週末のショッピングモールが世界最大規模の戦場に
全世界で8000万人の会員数を誇るオンラインゲーム『World of Tanks』の世界ナンバーワンチームを決める大会”WARGAMING.NET LEAGUE GRAND FINALS”が、ポーランド・ワルシャワで4月4~6日(現地時間)の3日間にわたり開催された。
大会会場となったのはポーランド最大の都市ワルシャワの中心地にある巨大ショッピングモール。その一角にあるシネコンのほとんどのエリアを3日間貸し切る形で大会は実施された。

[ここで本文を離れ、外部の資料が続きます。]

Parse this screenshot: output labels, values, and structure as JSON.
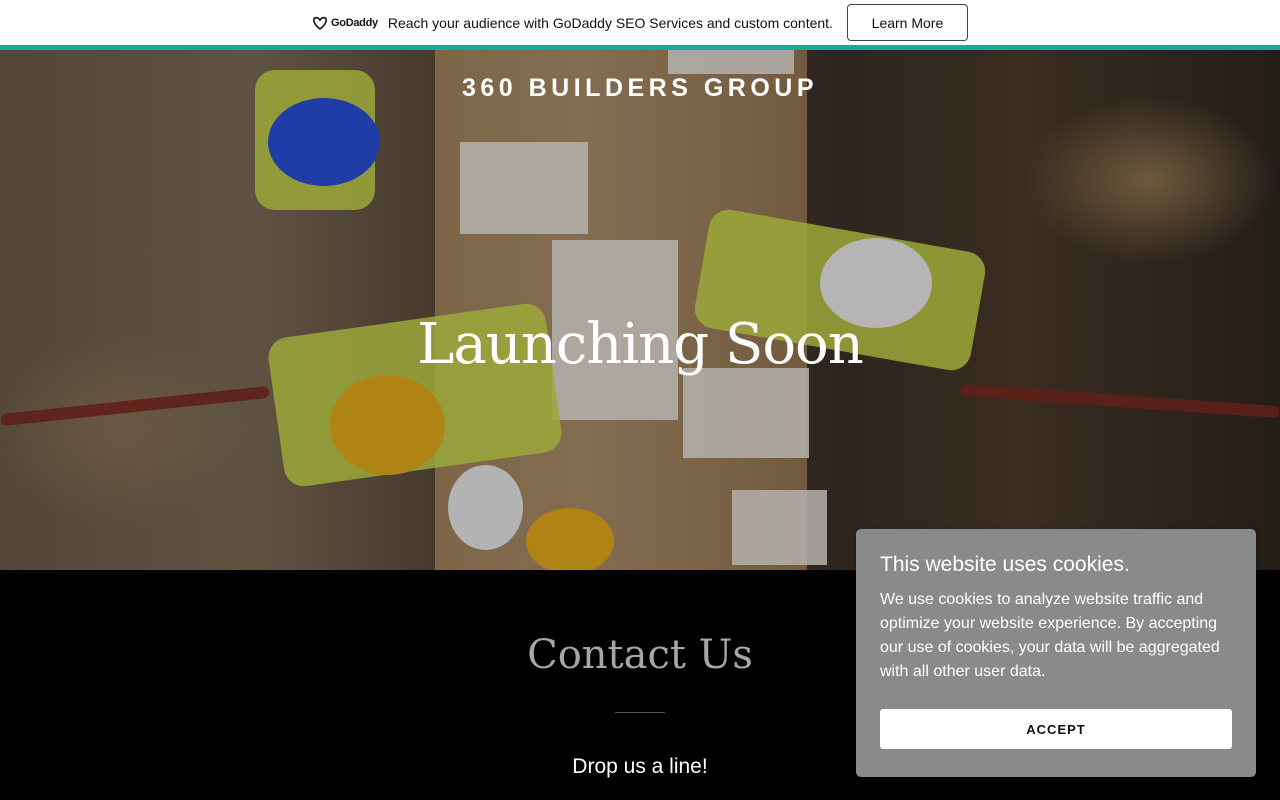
{
  "promo": {
    "logo_text": "GoDaddy",
    "message": "Reach your audience with GoDaddy SEO Services and custom content.",
    "cta_label": "Learn More",
    "accent_color": "#1ba8a0"
  },
  "hero": {
    "brand": "360 BUILDERS GROUP",
    "headline": "Launching Soon"
  },
  "contact": {
    "title": "Contact Us",
    "subtitle": "Drop us a line!"
  },
  "cookie": {
    "title": "This website uses cookies.",
    "body": "We use cookies to analyze website traffic and optimize your website experience. By accepting our use of cookies, your data will be aggregated with all other user data.",
    "accept_label": "ACCEPT"
  }
}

日本で言うならイオン、ららぽーとといった施設に併設されたシネコンを想像するとわかりやすいかもしれない。
シネコン内のもっとも広いシアター(座席数約800、超ゆったり)がメイン会場となっており、舞台上にはプレイ用のブースがふたつ設置。試合の模様はスクリーン(超大きい)に映し出され、ギャラリーはシートに座って観戦するというスタイルだ。なお、観戦は無料で出入りは自由。たまたまショッピング目的で訪れたような親子連れやカップルの姿も見られた。
シネコンのロビーには、選手のために用意された調整用のPCや試合の様子などを映し出す大きなモニターが設置。奥にはスタジオブースが設営され、MCや解説者、プレイヤーズゲストが試合の合間に次戦に登場するチームの分析や試合の検討などを行っていた。
このスタジオでの解説や試合の映像は6つのリージョン別にリアルタイム配信。基本的には英語での配信だったが、韓国や中国向けには個別に実況専門のスタッフが配置され、まさに全世界のプレイヤーが観戦できる体制を敷いていた。なお、配信のトータル視聴者数は6000万人以上。まさにケタ違いの数字だ。
参加チームは14。ロシア、北米、東南アジアなど、各リージョンのサーバーごとに行われたリーグ戦を勝ち上がってきた12チームと、地元ポーランドの強豪を含む主催者選抜による2チームが集結。ほとんどの選手がプロとして活動しており、この分野では日本が大きく立ち遅れていることを改めて実感させられた。ただ、ユニフォームのデザインから察するに、ポーランド、シンガポールのチームはスポンサーがついていない、いわゆるアマチュアのようだった。それにもかかわらず両チームとも大会の台風の目として活躍。日本にもまだまだ可能性があることを示してくれた。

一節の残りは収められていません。